Life

Craft Beer: Boundary's Means To An End melds Irish, English and monkish

Means To An End is a lovely stout from Newtownards brewers Boundary
Means To An End is a lovely stout from Newtownards brewers Boundary Means To An End is a lovely stout from Newtownards brewers Boundary

STOUT has become a quintessentially Irish thing, which is a bit strange considering 'porter' is thought to have originated in London in the 18th century as convalescing beverage for the city's street and river porters.

But when a certain Mr Guinness, while living in the English capital, was also taken with the drink, he decided that it would be the main style of beer brewed at his Dublin brewery and so a worldwide link between stout/porter and Ireland began.

Undeterred by the black behemoth, Irish craft brewers have conjured up their own signature stouts which have been well received by dedicated drinkers.

If you were try to convince a sceptic to dip their toe in the welcoming world of craft beer, then I would recommend that one of the finest examples of Irish craft brewing is Boundary's Export Stout.
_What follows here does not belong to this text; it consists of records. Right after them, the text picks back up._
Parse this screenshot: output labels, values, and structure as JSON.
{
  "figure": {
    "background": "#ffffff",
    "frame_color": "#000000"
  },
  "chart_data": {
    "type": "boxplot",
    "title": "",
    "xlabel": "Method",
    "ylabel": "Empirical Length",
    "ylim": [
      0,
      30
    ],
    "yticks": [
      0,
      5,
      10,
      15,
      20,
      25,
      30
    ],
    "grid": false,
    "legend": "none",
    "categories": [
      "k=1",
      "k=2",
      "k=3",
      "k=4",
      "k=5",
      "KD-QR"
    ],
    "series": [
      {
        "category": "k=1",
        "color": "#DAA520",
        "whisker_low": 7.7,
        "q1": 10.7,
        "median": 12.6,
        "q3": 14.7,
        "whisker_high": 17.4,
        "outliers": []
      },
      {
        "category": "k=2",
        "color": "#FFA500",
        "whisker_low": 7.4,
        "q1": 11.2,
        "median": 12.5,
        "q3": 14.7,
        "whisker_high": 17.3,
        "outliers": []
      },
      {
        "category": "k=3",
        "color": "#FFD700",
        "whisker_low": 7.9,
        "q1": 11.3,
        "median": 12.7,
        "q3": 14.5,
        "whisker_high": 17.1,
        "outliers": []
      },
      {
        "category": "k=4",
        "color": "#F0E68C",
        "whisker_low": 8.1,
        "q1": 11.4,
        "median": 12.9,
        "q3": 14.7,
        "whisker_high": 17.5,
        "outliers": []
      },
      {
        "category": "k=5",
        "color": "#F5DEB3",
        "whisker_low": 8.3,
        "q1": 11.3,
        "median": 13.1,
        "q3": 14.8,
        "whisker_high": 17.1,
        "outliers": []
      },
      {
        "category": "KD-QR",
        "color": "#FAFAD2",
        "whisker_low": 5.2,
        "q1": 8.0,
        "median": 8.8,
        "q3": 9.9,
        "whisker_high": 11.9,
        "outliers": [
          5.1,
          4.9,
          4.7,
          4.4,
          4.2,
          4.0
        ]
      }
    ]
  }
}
Bursting with flavours of coffee, caramel and dried fruit, it is a stout that is truly hard to beat and something of a standard bearer for local independent brewing.
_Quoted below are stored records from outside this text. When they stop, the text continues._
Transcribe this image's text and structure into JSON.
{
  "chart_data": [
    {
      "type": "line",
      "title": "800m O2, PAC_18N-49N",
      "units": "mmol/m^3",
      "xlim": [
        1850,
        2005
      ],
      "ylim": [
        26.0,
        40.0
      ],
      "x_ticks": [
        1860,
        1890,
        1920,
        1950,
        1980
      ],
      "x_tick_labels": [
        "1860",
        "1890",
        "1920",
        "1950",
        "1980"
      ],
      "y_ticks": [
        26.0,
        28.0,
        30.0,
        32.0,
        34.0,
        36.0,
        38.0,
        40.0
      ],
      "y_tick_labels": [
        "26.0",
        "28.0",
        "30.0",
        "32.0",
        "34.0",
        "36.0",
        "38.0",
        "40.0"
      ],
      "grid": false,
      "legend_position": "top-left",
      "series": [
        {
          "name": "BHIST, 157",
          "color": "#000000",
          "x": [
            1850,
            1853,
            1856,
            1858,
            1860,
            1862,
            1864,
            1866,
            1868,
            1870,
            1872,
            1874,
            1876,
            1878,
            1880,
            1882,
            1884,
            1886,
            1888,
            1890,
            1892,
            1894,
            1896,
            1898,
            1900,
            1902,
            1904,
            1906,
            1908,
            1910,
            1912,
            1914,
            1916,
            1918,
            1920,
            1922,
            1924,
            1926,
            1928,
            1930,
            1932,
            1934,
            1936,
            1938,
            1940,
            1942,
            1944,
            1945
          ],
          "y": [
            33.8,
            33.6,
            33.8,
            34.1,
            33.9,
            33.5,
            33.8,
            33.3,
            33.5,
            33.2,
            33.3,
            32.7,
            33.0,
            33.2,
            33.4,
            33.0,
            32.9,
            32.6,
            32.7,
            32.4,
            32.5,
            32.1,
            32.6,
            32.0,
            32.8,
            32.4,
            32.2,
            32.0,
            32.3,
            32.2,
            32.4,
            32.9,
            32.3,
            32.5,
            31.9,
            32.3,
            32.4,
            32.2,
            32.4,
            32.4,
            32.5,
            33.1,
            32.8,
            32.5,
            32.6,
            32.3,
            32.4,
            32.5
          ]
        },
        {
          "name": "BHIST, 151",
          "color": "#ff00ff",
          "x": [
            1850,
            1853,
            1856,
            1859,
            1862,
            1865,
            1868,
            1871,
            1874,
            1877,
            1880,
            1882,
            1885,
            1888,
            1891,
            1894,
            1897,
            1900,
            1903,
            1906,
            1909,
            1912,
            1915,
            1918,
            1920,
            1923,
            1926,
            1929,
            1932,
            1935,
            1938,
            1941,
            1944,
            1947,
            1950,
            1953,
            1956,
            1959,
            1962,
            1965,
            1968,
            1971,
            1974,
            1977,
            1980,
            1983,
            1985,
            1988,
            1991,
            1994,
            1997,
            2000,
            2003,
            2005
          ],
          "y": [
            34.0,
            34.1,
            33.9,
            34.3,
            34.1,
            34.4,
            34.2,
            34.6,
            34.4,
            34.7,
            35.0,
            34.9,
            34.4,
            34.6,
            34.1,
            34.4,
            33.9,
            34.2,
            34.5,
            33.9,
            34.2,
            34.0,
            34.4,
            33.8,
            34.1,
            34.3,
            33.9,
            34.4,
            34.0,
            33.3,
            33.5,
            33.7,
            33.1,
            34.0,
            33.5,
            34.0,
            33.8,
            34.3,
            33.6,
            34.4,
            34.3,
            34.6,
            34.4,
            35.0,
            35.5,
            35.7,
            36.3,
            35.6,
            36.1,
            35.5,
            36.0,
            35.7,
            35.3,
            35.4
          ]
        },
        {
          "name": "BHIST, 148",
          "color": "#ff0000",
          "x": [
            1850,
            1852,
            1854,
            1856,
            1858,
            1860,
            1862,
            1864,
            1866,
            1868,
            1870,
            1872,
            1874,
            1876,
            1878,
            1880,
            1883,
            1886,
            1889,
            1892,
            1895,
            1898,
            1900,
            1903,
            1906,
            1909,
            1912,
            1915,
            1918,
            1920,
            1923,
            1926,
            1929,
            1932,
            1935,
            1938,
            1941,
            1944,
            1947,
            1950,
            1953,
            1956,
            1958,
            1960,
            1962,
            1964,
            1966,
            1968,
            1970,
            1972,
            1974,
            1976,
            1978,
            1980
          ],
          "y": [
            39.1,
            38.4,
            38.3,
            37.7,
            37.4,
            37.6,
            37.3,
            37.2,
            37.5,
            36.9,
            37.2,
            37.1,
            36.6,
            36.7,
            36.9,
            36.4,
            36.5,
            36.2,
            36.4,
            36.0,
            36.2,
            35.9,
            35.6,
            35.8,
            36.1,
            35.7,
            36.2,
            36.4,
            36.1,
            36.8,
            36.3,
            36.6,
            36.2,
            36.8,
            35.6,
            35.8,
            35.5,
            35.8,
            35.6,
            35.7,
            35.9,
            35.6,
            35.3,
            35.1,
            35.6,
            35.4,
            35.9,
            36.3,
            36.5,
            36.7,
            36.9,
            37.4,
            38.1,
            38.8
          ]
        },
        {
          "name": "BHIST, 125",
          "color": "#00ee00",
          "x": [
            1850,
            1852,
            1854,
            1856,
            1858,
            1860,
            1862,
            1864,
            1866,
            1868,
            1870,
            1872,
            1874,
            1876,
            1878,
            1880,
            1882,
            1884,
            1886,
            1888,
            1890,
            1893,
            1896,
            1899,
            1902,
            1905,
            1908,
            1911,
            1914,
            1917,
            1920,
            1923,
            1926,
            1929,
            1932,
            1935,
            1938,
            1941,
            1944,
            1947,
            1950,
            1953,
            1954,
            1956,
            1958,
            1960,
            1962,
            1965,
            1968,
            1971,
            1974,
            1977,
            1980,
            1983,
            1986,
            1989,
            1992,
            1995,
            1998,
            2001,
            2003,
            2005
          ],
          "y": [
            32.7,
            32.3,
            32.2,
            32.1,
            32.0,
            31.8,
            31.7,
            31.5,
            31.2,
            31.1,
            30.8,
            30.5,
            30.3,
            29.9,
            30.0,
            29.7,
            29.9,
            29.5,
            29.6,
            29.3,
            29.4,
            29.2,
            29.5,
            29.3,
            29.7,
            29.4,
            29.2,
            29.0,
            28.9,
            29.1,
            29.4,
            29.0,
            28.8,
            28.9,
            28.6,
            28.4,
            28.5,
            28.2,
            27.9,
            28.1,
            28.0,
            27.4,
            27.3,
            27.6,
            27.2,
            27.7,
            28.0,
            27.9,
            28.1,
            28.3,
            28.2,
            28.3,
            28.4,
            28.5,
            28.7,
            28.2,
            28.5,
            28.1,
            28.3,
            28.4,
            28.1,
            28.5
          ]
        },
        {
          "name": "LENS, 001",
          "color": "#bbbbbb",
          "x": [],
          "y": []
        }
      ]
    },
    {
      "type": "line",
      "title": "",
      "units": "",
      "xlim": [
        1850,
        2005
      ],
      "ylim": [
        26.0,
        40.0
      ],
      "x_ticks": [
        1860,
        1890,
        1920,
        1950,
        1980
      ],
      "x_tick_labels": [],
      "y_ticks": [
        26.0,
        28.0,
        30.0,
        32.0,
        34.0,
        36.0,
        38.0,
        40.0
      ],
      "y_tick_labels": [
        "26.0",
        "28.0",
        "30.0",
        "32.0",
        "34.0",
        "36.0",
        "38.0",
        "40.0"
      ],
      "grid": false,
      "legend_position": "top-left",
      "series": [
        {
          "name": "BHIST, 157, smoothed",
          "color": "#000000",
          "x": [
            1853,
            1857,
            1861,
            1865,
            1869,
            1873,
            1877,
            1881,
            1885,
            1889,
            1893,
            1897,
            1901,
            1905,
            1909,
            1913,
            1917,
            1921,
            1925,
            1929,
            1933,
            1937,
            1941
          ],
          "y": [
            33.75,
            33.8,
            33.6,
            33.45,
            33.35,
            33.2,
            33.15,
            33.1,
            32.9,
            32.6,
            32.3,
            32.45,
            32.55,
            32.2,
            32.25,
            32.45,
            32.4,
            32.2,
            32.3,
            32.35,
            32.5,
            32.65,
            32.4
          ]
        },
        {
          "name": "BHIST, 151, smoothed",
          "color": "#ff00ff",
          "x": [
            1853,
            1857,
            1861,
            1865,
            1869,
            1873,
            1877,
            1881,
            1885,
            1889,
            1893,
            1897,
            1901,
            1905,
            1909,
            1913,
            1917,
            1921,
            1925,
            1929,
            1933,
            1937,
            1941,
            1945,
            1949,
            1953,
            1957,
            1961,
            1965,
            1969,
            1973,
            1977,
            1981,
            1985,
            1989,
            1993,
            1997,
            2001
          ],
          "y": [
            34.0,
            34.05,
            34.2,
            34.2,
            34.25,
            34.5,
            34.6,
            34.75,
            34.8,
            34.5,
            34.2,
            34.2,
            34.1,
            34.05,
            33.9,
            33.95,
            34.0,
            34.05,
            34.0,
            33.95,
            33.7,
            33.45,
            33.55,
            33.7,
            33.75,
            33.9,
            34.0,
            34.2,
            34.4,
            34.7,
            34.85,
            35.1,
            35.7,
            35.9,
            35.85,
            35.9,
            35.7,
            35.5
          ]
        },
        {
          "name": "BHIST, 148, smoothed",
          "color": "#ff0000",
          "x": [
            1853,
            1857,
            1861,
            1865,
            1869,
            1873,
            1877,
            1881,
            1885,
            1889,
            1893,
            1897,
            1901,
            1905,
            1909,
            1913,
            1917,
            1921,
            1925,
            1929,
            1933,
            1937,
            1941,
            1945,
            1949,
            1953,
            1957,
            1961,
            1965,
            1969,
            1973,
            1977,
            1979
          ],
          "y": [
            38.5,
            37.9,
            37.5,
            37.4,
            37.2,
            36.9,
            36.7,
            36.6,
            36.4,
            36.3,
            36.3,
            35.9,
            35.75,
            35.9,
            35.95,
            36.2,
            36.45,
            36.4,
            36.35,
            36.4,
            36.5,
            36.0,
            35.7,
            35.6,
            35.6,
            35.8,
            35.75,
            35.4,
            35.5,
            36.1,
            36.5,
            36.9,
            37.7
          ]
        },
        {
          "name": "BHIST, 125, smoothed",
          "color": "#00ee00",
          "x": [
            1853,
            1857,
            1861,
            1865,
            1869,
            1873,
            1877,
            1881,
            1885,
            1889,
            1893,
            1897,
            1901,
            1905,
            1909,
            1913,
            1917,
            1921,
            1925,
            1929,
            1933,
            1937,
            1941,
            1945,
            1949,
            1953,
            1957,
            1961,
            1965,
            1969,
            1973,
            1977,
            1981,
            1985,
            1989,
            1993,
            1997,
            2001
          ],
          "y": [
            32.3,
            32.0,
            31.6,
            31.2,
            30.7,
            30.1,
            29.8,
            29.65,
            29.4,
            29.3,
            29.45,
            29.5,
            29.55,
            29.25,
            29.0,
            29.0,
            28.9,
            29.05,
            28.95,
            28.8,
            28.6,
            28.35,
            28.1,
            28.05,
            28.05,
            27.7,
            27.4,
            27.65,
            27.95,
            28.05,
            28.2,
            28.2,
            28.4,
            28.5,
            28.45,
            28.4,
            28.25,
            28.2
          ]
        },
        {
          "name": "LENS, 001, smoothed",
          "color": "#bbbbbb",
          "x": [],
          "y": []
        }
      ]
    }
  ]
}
Of course, the folks at Boundary are also toasting the fact that one of their other stouts, Gift, has been named the top-rated beer in Northern Ireland for the third year running on Ratebeer.

The east Belfast co-operative is adept at knocking out a great range of styles, but when I spied another Boundary stout in the DrinkLink in Newry, I was suitably intrigued. Yes, Means To An End is another stout – but one, as the label points out, that is brewed using Trappist yeast.

So here we have a beer which originated in England, being brewed in Ireland with a strong Belgian influence. It was definitely one to prick the interest.

Once you get Means To An End into the glass, you'll struggle to see through it. It's jet black with a dark tan head which doesn't hang about. Coming in at 5.9 per cent abv, It’s pretty light on the carbonation and actually quite thin for a stout, but there's plenty of character to it.

There's the roasty, coffee, bitter chocolate aroma you'd expect from a stout. The chocolate continues into the flavour where there is also a hint of licorice. You also do get a bit of that candy sweetness from the Trappist influence, both on the nose and on the palate.